The filmmaker Tom Hanks “did not want to cross”

There are a couple of movie directors with whom Tom Hanks is invariably and eternally associated. We simply cannot think of Hanks without thinking of the many movies he has made with Robert Zemeckis and Steven Spielberg, the likes of which pretty much define his career.

In terms of Spielberg, we’ve seen Hanks appear in a number of his most acclaimed and iconic roles, including those in Saving Private Ryan, Catch Me If You Can and The Terminal. At the same time, his equally admired Zemeckis-directed efforts are comprised of the likes of Forrest Gump, Cast Away, and The Polar Express.

While the likes of Spielberg and Zemeckis certainly occupy the slots of the directors with whom Hanks is most associated, there is another filmmaker who played an important role in the actor’s career.
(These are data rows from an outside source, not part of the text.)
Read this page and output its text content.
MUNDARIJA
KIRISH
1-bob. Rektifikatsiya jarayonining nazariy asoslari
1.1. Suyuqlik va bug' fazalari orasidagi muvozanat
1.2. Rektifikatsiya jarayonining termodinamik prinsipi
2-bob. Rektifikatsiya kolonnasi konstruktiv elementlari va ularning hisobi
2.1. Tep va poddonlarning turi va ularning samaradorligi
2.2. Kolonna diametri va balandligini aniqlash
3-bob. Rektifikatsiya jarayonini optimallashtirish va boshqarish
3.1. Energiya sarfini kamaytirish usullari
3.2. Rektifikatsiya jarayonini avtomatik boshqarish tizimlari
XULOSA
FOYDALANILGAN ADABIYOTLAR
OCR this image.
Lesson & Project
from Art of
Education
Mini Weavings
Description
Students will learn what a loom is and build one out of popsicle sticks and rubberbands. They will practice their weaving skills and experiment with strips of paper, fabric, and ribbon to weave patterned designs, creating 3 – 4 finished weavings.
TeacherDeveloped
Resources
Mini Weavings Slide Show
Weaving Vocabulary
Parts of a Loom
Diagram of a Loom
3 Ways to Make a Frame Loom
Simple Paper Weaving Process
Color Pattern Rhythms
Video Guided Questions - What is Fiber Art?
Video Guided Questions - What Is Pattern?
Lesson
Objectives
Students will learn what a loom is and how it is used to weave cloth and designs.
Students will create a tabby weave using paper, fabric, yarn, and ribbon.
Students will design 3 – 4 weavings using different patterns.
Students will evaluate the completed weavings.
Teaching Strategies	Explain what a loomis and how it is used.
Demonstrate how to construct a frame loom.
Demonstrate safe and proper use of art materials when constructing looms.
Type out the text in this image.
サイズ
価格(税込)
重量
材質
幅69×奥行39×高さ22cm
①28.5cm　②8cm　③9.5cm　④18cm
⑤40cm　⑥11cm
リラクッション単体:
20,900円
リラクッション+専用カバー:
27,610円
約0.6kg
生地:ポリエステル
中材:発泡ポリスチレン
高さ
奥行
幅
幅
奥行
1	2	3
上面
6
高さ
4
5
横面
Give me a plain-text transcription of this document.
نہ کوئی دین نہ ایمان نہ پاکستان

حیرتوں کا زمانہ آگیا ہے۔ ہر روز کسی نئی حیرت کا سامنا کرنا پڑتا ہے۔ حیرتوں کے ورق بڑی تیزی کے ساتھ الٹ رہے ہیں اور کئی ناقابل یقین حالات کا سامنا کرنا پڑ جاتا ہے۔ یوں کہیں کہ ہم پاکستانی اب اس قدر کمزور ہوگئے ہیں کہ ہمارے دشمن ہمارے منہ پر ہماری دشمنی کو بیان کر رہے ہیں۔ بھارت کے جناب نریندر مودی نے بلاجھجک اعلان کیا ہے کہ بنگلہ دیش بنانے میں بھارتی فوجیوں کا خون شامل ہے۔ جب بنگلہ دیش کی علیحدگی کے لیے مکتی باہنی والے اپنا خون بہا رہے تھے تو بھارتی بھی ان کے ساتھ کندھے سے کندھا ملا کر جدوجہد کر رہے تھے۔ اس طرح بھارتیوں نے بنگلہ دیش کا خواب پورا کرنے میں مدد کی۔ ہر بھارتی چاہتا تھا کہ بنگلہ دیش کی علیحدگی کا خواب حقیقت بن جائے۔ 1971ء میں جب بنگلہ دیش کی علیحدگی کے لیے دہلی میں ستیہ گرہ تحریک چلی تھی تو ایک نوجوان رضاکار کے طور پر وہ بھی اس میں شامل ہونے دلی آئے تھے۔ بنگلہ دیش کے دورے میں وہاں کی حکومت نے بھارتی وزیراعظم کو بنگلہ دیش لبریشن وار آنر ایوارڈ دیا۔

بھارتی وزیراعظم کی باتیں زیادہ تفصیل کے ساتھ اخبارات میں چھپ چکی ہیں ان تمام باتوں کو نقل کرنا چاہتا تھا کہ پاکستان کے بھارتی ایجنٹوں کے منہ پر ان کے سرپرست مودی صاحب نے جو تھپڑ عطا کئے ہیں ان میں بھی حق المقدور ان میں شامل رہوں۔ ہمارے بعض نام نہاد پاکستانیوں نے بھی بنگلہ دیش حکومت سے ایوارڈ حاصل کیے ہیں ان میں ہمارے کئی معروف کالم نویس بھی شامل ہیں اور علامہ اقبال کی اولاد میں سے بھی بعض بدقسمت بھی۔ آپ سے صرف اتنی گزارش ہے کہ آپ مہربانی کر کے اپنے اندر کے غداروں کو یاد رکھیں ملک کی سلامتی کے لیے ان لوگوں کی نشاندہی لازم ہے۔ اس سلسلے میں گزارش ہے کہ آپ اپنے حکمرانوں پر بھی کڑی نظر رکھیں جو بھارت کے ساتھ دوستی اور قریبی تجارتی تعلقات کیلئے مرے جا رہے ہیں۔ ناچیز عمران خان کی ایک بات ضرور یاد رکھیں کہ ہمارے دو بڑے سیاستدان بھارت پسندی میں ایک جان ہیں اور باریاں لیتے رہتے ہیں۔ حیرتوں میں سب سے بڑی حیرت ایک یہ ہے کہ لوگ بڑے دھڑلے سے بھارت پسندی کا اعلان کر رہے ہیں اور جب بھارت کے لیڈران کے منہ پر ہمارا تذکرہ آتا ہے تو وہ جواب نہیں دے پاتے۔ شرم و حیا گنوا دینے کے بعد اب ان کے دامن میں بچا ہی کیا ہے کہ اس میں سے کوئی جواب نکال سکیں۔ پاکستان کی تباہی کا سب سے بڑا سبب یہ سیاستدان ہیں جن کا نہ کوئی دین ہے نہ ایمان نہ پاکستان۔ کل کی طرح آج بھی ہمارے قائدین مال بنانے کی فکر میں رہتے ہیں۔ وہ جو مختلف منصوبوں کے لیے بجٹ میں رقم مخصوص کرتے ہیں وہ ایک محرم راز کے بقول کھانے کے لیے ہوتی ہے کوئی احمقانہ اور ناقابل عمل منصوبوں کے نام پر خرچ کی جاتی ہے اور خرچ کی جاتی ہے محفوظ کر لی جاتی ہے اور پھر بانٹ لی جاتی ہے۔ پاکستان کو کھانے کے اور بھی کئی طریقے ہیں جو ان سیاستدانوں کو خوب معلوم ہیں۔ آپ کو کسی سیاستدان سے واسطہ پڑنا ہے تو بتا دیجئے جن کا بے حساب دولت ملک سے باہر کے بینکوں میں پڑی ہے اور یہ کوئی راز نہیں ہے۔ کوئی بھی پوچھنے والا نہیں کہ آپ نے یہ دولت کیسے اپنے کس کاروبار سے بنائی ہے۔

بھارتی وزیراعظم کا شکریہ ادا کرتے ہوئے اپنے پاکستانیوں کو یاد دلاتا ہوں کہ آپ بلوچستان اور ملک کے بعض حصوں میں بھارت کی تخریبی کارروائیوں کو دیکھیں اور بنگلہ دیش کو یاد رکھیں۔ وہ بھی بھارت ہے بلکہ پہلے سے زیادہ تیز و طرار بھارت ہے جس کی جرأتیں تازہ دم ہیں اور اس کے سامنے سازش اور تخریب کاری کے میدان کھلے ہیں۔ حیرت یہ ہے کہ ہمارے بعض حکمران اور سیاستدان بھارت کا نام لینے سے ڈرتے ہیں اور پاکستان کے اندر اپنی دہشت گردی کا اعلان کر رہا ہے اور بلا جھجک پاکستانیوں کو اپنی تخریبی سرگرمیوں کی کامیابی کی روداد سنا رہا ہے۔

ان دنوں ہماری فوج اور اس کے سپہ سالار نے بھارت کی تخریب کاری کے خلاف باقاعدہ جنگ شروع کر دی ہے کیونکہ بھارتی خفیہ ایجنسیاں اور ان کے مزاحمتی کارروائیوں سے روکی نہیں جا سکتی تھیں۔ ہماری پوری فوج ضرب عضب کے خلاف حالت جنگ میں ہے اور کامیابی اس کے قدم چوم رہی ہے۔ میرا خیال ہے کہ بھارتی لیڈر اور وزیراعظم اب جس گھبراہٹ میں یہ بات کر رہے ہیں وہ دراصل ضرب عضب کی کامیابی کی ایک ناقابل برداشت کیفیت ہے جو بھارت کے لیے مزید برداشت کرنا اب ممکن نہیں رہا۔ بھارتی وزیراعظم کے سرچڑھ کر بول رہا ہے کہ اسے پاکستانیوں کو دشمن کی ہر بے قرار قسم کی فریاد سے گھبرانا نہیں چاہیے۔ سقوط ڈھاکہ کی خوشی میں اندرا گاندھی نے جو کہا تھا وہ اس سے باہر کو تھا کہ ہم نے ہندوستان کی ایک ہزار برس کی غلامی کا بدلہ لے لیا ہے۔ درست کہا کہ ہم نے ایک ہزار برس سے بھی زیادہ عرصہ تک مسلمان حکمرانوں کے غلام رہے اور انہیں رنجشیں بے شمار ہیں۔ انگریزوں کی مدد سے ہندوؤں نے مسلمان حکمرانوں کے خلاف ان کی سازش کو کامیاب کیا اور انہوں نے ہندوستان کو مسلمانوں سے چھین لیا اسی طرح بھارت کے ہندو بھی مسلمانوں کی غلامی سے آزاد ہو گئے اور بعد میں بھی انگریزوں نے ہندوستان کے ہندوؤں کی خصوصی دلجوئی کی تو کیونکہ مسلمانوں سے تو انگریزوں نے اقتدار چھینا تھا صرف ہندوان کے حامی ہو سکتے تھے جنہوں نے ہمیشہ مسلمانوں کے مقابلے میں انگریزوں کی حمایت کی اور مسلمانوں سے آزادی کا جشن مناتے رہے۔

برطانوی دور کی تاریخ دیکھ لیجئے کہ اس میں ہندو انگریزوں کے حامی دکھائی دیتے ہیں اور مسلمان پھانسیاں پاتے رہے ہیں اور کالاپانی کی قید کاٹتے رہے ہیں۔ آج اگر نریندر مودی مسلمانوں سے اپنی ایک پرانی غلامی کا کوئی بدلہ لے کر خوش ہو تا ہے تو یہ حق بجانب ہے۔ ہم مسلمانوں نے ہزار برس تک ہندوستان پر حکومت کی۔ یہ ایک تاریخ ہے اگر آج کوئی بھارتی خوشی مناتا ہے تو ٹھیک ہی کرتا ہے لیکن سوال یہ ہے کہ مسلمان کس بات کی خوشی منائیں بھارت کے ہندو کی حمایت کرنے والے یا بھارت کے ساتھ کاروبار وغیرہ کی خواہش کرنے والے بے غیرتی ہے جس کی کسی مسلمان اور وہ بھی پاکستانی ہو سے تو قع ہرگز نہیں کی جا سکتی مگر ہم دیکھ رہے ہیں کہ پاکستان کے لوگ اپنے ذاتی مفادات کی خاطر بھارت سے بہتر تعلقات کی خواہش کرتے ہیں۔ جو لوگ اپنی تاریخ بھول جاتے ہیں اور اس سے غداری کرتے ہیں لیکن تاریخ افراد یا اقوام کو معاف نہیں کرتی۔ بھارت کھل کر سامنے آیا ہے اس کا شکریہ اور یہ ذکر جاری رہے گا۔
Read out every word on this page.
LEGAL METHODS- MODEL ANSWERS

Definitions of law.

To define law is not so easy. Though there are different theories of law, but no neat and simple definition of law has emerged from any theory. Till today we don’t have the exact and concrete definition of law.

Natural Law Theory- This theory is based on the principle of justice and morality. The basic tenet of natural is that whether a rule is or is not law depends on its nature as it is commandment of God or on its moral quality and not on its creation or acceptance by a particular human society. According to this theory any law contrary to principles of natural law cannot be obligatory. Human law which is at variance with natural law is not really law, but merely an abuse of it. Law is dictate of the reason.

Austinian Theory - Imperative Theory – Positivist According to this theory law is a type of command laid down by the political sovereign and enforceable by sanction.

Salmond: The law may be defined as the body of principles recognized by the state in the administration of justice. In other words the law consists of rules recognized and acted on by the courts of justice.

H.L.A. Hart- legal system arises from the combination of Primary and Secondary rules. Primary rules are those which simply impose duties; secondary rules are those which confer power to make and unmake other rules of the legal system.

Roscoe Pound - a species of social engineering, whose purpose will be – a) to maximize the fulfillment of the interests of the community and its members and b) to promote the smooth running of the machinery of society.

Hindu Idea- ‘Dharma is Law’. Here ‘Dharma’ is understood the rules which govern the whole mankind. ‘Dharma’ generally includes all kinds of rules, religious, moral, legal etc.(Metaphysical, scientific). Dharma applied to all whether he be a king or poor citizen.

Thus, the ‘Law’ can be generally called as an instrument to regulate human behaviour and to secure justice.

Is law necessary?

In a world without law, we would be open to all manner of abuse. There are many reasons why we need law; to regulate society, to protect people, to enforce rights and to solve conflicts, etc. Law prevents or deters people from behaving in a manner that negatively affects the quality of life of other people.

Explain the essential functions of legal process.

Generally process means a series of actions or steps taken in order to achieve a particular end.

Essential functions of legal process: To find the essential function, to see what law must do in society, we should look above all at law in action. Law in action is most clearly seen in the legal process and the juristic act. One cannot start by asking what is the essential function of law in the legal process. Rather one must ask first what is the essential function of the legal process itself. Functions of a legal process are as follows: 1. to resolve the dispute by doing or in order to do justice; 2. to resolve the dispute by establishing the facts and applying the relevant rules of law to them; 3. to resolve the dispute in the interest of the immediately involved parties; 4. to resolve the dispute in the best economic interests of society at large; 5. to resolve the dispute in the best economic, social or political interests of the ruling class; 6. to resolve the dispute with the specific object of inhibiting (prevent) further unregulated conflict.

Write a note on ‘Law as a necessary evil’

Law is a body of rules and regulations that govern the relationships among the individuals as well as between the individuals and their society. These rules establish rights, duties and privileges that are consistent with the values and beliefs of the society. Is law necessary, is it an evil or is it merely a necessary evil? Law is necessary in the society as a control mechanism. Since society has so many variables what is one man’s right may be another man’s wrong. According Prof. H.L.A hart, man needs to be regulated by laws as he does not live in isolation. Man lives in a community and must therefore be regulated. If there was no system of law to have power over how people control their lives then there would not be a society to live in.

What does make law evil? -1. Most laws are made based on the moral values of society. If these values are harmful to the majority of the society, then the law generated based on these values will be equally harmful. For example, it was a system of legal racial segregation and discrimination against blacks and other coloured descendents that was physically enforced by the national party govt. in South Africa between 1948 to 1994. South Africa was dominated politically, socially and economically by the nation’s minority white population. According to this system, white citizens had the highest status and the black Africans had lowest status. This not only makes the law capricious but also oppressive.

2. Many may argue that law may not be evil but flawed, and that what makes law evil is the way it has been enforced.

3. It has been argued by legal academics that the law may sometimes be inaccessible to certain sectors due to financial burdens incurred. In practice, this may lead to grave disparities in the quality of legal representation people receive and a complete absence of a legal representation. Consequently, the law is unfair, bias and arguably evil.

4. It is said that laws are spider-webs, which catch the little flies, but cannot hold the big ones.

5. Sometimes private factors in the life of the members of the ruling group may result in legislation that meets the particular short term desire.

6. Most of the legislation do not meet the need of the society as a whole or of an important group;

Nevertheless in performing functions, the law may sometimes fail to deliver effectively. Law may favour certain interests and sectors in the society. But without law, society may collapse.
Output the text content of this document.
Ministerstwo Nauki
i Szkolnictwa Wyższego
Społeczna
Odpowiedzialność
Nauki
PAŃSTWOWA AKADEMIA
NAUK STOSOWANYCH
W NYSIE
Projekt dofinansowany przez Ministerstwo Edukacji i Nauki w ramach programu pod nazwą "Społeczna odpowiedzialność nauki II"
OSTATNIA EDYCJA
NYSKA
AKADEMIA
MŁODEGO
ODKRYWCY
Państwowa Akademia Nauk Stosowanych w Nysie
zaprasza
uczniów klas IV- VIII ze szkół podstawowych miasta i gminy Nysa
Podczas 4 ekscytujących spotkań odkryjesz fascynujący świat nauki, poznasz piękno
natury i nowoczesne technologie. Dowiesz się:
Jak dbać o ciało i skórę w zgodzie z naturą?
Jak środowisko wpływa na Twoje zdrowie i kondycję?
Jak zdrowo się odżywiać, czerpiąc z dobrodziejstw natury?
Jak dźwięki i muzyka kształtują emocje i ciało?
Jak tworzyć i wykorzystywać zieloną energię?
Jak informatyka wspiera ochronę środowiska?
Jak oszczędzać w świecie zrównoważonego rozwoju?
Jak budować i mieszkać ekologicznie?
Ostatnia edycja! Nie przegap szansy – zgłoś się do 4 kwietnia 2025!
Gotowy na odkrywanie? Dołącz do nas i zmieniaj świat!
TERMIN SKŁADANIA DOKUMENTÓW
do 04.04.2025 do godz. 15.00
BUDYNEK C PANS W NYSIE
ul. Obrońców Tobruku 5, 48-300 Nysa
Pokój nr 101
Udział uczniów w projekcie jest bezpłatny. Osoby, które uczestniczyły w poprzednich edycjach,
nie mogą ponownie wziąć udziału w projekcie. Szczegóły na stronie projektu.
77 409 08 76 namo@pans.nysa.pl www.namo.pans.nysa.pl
Hanks played in two movies for the writer, journalist and director Nora Ephron, a film industry figure that he claimed had a hardened attitude.

Ephron was best known for writing a number of romantic comedy movies, including Heartburn and When Harry Met Sally. Speaking with The Guardian, Hanks once noted, “Nora was not a soft woman. You did not want to cross her. Nora said, ‘Never turn down a front-row seat for human folly.’ And I have turned down a lot of those front-row seats, but human behaviour is constantly entertaining.”

Hanks had first worked with Ephron on her 1993 romantic comedy movie Sleepless in Seattle alongside Meg Ryan, who plays a journalist who falls in love with a widowed architect when his son calls into a radio talk show asking the women of Seattle to contact him in the hopes of finding a new romantic partner.

Five years later, Hanks again turned up for Ephron for her 1998 rom-com-drama You’ve Got Mail, which again also starred Ryan. It focuses on two people who are engaging in an online romance whilst being blissfully unaware of the fact that they are also business rivals, marking the third collaboration between the two actors.

Discussing further the kind of advice that Ephron had given him, Hanks noted, “Watching humans behave in one way results in a comedy, and in another way a tragedy, but it ends up being a constant fascination. Why in the world do we do what we do, and how does someone get to that place where they think that’s important?”

In the Guardian interview, Hanks had been speaking of the “dicks” of the film industry, like Harvey Weinstein, who was the complete opposite of the way that Ephron handled herself from a personal and professional basis, which explains why the actor had such a high opinion of her and was happy to act in a number of her movies.

“The people that are dicks in showbiz, I always say to them: ‘Why are you in this?’ I’m in it because there’s nothing more fun than doing this,” Hanks explained. “This is like going to high school and finding out you can take a drama class instead of calculus. Sign me up!”

Indeed, there’s a passion in Hanks in the way that he approaches his career, and it’s clear that he cherishes every opportunity to star in a movie, even if it was with a director that he admired but wouldn’t want to cross the path of.